Ma la parola di Dio non è incatenata! Perciò io sopporto ogni cosa per quelli che Dio ha scelto, perché anch’essi raggiungano la salvezza che è in Cristo Gesù.

Paolo nel suo ministero apostolico sperimenta la “sofferenza” dell’essere incatenato e carcerato a causa della parola e della fede. Questa esperienza che lui vive, non è però motivo di abbattimento, ma sprone e rilettura positiva che lo spinge a scorgere un elemento bello in ciò che sta vivendo.

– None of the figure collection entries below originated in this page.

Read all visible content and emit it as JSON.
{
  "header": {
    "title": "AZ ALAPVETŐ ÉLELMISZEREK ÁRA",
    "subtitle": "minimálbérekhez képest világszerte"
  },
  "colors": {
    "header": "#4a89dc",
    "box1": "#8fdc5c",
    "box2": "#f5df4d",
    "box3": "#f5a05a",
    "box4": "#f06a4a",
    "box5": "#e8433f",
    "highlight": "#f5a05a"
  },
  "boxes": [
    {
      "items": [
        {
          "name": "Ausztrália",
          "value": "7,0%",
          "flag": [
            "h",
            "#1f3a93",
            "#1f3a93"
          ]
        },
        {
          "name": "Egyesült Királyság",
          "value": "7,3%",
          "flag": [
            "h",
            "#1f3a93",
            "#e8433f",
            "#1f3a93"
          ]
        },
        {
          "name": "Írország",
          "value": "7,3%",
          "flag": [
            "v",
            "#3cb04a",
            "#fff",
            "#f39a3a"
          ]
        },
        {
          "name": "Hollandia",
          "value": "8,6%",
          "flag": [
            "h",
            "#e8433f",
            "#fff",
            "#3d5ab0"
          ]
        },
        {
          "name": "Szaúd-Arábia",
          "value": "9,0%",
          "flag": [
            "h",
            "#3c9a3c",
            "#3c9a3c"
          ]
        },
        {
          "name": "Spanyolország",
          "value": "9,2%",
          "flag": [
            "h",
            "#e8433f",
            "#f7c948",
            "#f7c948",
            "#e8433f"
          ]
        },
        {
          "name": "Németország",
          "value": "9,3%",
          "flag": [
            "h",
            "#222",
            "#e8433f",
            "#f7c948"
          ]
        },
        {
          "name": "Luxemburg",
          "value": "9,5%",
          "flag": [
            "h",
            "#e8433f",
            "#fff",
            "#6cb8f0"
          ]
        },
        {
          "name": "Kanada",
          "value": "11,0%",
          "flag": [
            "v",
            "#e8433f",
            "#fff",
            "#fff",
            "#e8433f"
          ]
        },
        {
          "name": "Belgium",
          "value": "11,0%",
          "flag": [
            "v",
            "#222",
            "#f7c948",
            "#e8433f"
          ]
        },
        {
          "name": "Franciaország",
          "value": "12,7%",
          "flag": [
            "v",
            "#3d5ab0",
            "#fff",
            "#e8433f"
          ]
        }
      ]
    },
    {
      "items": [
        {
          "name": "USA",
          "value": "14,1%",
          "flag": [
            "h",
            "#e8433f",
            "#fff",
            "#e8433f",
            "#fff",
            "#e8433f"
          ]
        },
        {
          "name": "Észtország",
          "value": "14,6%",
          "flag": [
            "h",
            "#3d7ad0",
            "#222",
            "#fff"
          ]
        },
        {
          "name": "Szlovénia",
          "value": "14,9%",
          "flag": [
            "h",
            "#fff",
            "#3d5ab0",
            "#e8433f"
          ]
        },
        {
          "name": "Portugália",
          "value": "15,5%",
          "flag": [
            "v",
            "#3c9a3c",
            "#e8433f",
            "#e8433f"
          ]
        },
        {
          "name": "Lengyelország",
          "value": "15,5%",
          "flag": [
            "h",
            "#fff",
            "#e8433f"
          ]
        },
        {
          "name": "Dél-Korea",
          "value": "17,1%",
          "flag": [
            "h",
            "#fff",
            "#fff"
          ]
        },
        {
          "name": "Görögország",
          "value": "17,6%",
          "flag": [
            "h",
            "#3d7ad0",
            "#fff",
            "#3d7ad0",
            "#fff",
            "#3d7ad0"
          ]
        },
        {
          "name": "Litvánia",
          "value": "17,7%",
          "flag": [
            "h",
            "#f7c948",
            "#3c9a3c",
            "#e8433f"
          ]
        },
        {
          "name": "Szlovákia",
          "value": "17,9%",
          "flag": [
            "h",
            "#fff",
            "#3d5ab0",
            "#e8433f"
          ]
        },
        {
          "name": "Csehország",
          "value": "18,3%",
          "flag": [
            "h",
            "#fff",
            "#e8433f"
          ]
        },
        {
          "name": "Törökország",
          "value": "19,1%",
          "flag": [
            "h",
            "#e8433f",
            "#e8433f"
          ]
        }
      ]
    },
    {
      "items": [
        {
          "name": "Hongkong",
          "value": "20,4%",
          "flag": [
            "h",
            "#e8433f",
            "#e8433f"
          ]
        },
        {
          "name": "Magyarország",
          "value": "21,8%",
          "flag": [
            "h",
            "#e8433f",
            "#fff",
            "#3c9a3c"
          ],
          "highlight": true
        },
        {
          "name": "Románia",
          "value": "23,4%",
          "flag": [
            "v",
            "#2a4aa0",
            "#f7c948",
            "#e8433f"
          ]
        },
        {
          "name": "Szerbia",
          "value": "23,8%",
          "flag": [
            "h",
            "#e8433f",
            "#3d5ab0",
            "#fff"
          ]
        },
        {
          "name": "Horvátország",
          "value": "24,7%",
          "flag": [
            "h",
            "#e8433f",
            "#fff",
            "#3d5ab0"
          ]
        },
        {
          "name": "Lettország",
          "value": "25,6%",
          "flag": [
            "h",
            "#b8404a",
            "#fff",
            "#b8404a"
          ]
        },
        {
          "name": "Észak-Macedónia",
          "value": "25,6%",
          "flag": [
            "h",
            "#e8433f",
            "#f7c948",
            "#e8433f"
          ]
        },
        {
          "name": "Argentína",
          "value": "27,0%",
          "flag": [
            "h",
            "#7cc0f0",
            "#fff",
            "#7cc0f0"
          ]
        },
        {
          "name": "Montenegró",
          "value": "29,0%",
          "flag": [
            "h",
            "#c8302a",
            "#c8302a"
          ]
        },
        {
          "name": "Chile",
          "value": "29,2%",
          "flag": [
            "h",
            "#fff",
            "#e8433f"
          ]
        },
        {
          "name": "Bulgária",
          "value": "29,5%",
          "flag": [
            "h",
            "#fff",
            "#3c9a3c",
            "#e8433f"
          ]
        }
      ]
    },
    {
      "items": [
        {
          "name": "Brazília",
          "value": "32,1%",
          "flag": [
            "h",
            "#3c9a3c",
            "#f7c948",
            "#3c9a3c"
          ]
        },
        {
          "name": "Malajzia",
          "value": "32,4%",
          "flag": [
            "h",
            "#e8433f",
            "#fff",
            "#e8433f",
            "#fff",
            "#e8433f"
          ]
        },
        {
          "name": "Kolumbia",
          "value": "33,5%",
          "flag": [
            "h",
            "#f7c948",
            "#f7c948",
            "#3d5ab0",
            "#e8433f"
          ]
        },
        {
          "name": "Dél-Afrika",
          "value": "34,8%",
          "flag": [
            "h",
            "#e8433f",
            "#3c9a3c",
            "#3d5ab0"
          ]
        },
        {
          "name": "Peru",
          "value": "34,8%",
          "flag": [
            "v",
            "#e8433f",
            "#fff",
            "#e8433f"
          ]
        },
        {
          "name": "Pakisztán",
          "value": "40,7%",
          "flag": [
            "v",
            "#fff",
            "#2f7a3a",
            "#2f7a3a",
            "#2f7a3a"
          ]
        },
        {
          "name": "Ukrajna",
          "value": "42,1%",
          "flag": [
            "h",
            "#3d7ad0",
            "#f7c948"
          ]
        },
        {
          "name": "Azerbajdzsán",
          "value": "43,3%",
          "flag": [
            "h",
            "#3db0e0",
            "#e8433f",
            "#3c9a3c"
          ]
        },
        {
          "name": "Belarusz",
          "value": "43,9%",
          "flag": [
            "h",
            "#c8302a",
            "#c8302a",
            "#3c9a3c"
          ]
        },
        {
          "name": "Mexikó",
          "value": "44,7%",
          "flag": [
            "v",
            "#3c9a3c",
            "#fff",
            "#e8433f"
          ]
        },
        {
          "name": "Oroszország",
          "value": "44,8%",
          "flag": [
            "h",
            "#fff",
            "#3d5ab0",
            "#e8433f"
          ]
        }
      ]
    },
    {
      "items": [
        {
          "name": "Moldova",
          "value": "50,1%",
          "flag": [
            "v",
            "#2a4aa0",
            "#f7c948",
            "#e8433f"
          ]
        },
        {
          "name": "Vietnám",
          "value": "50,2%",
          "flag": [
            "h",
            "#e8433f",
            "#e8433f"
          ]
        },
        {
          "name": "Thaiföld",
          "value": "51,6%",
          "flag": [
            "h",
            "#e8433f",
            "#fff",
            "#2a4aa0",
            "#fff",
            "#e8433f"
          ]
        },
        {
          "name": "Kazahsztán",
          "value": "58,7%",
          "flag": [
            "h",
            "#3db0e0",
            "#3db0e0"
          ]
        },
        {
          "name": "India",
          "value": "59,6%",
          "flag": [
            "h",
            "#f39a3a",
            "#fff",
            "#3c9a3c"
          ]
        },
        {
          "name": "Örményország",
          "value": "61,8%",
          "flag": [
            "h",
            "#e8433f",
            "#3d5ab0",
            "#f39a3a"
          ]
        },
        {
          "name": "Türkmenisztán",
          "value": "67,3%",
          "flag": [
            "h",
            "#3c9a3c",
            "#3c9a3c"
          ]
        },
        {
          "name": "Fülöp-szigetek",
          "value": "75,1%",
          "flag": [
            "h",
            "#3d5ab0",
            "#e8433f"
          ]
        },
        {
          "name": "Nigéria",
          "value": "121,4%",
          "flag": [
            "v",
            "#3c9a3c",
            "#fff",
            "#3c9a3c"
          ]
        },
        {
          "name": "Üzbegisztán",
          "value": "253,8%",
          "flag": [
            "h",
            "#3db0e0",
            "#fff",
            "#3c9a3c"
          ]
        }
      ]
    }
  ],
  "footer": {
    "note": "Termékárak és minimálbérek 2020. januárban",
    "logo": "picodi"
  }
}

La sua prova personale diventa nell’esercizio della pazienza un richiamo a tutti coloro che per la sua predicazione si sono convertiti, affinché vivano la propria fedeltà e il proprio impegno ad essere cristiani. Paolo, ci ricorda l’importanza di saper fare della nostra vita un segno per la vita degli altri. Dobbiamo essere noi per primi a chiedere a noi stessi quale messaggio vogliamo che la nostra vita veicoli a coloro che incontriamo sul nostro cammino, ma ancor più quale fedeltà siamo disposti a vivere per essere segno e testimonianza per gli altri. Impegniamoci a non sciupare il messaggio di consolazione e di perseveranza affidatoci dal Signore.